The authors propose a CNN module called Transductive Centroid Projection (TCP) for semi-supervised learning, which incorporate the training of the unlabelled clusters accompanied by the learning of the labelled samples. The model is designed based on the observation that weights converge to the central direction of each class in hyperspace. The TCP module dynamically adds an ad hoc weight matrix (called anchor) for each cluster in one mini-batch.
The proposed module for semi-supervised learning is quite novel, which is neither single-task nor multi-task learning, but with the labeled and unlabeld data trained simultaneously in a semi-supervised manner. It can be used both for unsupervised and semi-supervised learning.

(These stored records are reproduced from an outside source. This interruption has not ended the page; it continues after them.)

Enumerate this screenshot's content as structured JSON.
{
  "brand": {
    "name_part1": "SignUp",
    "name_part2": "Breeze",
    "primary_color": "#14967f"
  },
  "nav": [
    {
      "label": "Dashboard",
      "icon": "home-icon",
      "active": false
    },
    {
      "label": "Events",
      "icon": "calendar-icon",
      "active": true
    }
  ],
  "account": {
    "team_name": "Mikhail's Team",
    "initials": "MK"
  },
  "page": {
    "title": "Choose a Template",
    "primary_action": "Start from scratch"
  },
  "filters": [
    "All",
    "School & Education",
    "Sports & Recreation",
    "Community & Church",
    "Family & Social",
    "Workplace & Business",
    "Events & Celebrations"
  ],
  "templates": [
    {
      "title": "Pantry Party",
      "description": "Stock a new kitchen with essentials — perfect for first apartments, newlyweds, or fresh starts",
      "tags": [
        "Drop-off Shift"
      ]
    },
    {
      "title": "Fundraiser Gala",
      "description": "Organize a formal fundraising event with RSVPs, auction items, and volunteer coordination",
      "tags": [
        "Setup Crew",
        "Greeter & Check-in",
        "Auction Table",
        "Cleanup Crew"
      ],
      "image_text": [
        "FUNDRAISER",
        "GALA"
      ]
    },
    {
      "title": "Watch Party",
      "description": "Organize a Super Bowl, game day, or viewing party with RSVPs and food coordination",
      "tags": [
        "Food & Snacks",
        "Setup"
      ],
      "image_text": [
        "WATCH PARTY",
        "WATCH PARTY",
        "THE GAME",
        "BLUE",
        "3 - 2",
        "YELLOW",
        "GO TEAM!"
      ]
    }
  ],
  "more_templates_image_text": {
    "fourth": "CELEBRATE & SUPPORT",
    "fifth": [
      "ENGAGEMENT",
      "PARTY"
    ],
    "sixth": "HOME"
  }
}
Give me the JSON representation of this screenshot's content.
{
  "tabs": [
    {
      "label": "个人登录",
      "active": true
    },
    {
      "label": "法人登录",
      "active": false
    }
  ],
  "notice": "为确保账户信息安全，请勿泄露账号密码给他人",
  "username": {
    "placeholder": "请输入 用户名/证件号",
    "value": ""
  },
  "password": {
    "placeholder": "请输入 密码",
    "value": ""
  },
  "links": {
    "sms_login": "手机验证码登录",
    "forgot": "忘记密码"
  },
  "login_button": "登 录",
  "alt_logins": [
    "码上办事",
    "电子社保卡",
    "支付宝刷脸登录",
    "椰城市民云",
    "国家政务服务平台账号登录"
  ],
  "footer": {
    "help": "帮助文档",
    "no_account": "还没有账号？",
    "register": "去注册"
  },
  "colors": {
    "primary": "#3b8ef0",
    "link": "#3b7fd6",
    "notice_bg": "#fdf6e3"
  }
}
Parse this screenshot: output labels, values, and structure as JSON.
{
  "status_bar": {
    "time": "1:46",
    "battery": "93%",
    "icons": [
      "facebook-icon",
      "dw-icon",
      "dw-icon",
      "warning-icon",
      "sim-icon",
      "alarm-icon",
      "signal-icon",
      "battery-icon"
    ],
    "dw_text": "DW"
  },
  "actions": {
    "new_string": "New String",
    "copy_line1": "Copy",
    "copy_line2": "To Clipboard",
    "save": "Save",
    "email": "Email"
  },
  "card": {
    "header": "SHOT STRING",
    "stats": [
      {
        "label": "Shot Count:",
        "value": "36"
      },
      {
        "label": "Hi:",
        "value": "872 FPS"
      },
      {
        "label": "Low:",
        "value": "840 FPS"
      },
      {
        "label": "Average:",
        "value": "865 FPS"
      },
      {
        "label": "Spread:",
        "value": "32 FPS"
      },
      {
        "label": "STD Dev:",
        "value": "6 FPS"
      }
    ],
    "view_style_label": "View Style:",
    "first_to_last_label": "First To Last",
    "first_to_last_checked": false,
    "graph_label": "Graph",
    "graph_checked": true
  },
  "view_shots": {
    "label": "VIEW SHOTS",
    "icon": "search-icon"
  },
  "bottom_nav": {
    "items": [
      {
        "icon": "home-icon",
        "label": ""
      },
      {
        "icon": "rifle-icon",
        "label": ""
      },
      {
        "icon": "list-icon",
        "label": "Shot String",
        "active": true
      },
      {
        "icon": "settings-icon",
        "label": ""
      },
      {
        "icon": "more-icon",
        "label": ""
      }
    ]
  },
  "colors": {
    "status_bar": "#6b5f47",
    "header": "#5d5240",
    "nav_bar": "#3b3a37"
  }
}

Theoretical and empirical investigations are made regarding the observation on the direction of anchor gradually coinciding with the centroid as model converges. Evaluations were made by integrating the module in different learning settings, such as softmax loss, triplet loss, single task and multi-task learning. Ablation study is provided. Which seems technically and theoretically sound.
Adequate experiments are done by performing face recognition on IJBC and person re-identification tasks using six public benchmarks.
The paper is written with enough clarity and detail.
The paper lacks adequate literature review considering that it tackles both unsupervised and semi-supervised learning for CNN. Section 1.1. does not provide any detail on previous works in semi-supervised learning, which makes it difficult to judge the novelty of the work.
In Table 3, for single link learning, the method using real ground truth out performs TCP for Top-20 identification (98 and 96.9 ,respectively), but no explanation is provided regarding this.